Do I love it? Is it irreplaceable? There are some items that we just want to hold onto, even if they aren't being used. Family heirlooms, photos, even a special childhood toy may hold a place in your heart that justify keeping them forever. But perhaps in those cases, you should consider renting a storage space for those items. Grandma's lace tablecloth is more likely to be ruined after 5 years in your RV (water leaks and dust seem inevitable!) and is probably too fancy to use on a picnic table. What if you loaned it to your daughter-in-law and visited it on New Year's eve?

Can I rent or borrow it?
Everything can be rented these days, from furniture to tuxedos, boat trailers to formal china. We need a car so rarely that we rent one when we do. Bake a cake once every three years? Your campground neighbor who bakes daily can loan you his pans. Another option is to buy rarely needed items at thrift stores, then donate them back when you are finished. Or buy, use, then sell on eBay.

Have I outgrown it?
Gaining weight is the obvious way to "outgrow" something. Does it really make sense to keep your "skinny pants" for several years on the off chance you'll slim down? If you're like me, by the time you lose those 20 lbs, the pants are out of style! Sometimes, though, it is harder to admit when you've emotionally outgrown something. In our mind's eye, we see ourselves as golfers, or kayakers, or quilters, or CEOs, so we keep our clubs, paddles, fabric and briefcase. But if you truly aren't hitting the rapids much anymore, perhaps it is time to let those items go.

Keeping things "just in case" is a natural human tendency. For those of us who travel and live in vehicles, though, the Maximum Use Imperative can lead to clutter, frustration and overweight axles. Think carefully about your choices and lighten your load.


  1. Louise, what a great list of questions! While your advice is especially important to those living in very small space such as RVs, it's also relevant to those living in larger spaces.

    I've seen people in large houses who find their clutter seriously interfering with their lives - and keeping "just in case" stuff is one of the reasons.

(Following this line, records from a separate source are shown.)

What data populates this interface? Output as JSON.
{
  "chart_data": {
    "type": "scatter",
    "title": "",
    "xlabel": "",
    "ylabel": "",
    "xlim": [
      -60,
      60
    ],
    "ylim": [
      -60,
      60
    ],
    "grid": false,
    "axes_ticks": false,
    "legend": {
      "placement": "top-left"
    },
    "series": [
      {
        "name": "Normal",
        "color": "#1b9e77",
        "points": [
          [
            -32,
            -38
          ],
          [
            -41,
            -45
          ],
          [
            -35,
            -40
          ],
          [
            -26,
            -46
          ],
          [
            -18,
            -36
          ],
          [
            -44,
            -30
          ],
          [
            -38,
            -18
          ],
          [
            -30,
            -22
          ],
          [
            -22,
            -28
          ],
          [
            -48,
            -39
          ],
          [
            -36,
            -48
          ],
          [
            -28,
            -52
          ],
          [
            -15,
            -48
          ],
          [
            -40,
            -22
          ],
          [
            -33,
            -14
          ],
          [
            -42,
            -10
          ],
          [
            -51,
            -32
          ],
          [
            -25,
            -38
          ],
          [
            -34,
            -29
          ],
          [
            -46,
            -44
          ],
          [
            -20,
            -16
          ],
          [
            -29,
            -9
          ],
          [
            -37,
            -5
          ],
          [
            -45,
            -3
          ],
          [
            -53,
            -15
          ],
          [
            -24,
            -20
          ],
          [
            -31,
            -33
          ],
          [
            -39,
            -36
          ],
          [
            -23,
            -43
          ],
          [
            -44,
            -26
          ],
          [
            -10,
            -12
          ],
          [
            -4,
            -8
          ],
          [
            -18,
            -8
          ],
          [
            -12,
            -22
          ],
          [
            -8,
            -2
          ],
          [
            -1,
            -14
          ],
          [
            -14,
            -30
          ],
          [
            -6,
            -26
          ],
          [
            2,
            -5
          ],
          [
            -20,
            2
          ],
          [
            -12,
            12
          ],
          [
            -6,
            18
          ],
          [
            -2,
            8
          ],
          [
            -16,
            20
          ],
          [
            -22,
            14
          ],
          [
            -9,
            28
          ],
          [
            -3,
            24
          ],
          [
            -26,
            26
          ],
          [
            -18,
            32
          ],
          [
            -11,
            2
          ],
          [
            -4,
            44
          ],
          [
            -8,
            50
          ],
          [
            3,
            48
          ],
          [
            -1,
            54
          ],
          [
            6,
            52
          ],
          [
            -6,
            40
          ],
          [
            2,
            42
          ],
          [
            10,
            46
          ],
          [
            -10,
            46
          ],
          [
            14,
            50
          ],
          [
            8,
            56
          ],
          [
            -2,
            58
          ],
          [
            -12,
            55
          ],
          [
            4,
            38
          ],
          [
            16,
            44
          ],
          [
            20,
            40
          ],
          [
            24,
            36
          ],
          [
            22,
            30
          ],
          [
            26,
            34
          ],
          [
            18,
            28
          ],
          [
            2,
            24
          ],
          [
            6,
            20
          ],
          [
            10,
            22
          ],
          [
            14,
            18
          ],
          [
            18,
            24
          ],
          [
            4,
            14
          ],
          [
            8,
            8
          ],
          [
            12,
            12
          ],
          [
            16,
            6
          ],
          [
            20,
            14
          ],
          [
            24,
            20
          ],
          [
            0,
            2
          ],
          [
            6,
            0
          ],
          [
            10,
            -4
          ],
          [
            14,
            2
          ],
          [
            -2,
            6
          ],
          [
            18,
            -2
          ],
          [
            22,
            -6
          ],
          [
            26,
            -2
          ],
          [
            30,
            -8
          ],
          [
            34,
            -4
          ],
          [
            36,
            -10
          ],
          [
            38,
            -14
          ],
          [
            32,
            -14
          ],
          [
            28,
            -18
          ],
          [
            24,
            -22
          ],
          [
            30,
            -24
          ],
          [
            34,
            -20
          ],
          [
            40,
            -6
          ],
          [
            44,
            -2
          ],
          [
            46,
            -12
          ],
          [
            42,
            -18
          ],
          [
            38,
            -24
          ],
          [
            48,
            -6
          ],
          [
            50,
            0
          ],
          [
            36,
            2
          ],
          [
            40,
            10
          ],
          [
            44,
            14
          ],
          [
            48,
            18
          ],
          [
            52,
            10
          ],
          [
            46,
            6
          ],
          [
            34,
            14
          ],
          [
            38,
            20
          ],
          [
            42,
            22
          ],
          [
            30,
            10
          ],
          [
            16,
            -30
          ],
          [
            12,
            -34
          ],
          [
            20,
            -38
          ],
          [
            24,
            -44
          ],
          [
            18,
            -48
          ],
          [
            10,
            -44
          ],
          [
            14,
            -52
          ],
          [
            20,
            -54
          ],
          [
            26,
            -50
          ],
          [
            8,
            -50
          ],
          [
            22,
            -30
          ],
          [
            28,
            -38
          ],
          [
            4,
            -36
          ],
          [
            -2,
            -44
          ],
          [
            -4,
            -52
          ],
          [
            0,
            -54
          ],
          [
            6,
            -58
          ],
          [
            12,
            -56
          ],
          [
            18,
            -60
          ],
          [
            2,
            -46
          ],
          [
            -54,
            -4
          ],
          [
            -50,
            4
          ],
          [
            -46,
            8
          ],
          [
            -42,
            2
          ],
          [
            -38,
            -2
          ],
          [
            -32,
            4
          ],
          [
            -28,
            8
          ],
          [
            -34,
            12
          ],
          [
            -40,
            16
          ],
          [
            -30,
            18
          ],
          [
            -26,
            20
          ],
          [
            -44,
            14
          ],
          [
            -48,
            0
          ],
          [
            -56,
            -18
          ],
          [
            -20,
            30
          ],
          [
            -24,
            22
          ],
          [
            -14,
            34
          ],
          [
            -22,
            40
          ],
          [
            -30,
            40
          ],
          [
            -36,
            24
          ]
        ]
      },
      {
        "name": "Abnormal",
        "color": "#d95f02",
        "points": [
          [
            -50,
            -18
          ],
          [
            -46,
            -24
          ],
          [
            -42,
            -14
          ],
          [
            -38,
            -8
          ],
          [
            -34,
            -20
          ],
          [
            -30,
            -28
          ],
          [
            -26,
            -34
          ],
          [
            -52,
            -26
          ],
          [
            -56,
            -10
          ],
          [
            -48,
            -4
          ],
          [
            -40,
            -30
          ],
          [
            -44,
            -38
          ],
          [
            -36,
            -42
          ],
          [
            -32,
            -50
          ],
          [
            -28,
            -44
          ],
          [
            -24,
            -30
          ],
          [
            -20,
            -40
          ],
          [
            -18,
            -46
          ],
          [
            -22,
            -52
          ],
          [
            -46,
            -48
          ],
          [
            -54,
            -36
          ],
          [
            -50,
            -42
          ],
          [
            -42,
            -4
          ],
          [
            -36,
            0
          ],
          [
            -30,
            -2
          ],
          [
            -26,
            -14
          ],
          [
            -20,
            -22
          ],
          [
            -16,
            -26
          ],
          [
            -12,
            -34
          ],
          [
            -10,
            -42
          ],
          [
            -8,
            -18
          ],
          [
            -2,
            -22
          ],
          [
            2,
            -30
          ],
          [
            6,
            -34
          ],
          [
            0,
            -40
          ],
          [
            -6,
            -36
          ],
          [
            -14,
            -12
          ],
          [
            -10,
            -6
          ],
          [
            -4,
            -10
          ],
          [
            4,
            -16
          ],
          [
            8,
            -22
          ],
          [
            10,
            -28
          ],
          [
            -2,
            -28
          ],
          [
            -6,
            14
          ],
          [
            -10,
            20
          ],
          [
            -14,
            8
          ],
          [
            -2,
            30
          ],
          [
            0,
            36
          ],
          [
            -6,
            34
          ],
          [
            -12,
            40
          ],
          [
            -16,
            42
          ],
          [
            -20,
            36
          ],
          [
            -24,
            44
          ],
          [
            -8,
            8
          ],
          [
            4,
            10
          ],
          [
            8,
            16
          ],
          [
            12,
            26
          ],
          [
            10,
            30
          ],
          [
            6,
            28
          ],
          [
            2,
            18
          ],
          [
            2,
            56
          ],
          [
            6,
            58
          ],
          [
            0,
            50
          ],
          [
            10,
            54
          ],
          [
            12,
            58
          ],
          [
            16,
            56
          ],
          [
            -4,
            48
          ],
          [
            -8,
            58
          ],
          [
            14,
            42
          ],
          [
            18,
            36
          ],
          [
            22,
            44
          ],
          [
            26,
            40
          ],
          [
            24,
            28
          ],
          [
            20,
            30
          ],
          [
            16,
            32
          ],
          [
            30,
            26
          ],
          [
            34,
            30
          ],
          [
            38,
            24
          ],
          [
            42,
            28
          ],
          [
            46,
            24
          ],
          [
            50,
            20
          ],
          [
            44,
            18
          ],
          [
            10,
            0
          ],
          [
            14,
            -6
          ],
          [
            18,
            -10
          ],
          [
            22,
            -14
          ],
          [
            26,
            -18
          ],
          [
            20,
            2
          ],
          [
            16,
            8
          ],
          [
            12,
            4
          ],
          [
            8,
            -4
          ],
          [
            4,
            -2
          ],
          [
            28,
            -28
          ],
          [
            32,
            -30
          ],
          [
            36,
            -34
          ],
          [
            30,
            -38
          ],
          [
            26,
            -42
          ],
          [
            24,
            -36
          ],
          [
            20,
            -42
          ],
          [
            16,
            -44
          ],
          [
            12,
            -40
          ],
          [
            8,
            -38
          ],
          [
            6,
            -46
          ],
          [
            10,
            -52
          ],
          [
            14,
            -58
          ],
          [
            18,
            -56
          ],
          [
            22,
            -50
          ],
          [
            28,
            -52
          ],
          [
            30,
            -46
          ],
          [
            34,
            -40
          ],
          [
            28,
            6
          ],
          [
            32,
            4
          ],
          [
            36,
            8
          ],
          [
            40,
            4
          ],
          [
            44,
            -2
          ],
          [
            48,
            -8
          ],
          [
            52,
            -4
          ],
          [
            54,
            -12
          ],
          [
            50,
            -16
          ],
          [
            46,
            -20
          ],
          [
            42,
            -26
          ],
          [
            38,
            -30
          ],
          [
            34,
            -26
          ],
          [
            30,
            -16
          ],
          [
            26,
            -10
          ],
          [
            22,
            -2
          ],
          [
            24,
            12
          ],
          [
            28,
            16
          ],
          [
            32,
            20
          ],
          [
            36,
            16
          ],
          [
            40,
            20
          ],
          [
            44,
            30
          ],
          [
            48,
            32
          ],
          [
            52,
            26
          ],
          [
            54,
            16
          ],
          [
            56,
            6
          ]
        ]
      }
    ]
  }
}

    Regarding your last point, Peter Walsh (in his book It's All Too Much) recommends asking yourself "Does this item enhance and advance the vision I have for the life I want?" Note the emphasis on NOW, rather than the past.

  2. Thanks, Jeri. I agree that it is not just people in small spaces that have too much stuff. In fact, it is the stuff that usually makes any space seem too small.

    I'm going to order the Peter Walsh book today. I've heard so many good things about it. I'll buy a used one on Amazon and when I'm finished with it, probably give it away!

  3. Louise
    I still want to write the book..."I only need 4 plates ...2 clean and 2 dirty"....what do you think??